No progress on prison conditions and the abolition of the death penalty detailed in report for UN review

14/09/2020
FIDH at the UN

(Paris, Tokyo) Today, FIDH and its Japanese member organization Center for Prisoners’ Rights (CPR) submitted their joint shadow report for the 130th session of the United Nation (UN) Human Rights Committee’s review of the seventh periodic report of Japan, which was originally scheduled to be held in October- November 2020 in Geneva, Switzerland. The session has been postponed to sometime in 2021. The FIDH-CPR report assesses conditions in places of detention and the application of the death penalty in Japan.

Since the sixth periodic report under the International Covenant on Civil and Political Rights (ICCPR) in August 2014, there has been no significant progress in the implementation of the recommendations previously made by the UN Human Rights Committee to Japan.
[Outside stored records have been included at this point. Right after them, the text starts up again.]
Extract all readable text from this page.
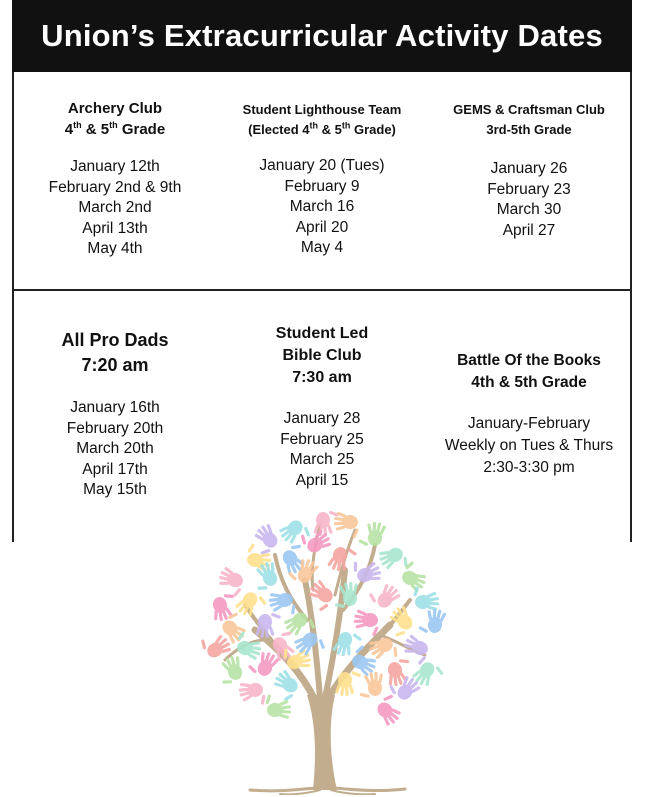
Union’s Extracurricular Activity Dates
Archery Club
4th & 5th Grade
January 12th
February 2nd & 9th
March 2nd
April 13th
May 4th
Student Lighthouse Team
(Elected 4th & 5th Grade)
January 20 (Tues)
February 9
March 16
April 20
May 4
GEMS & Craftsman Club
3rd-5th Grade
January 26
February 23
March 30
April 27
All Pro Dads
7:20 am
January 16th
February 20th
March 20th
April 17th
May 15th
Student Led
Bible Club
7:30 am
January 28
February 25
March 25
April 15
Battle Of the Books
4th & 5th Grade
January-February
Weekly on Tues & Thurs
2:30-3:30 pm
The FIDH-CPR joint report specifically looks at the following key human rights areas: the death penalty; treatment of prisoners, including transgender inmates; compulsory prison labor; and the situation in correctional facilities during the COVID-19 pandemic.

*In September 2022, FIDH and CPR submitted an update to the shadow report, ahead of the 136th session of the UN Human Rights Committee, when the review of Japan’s seventh periodic report was scheduled to take place.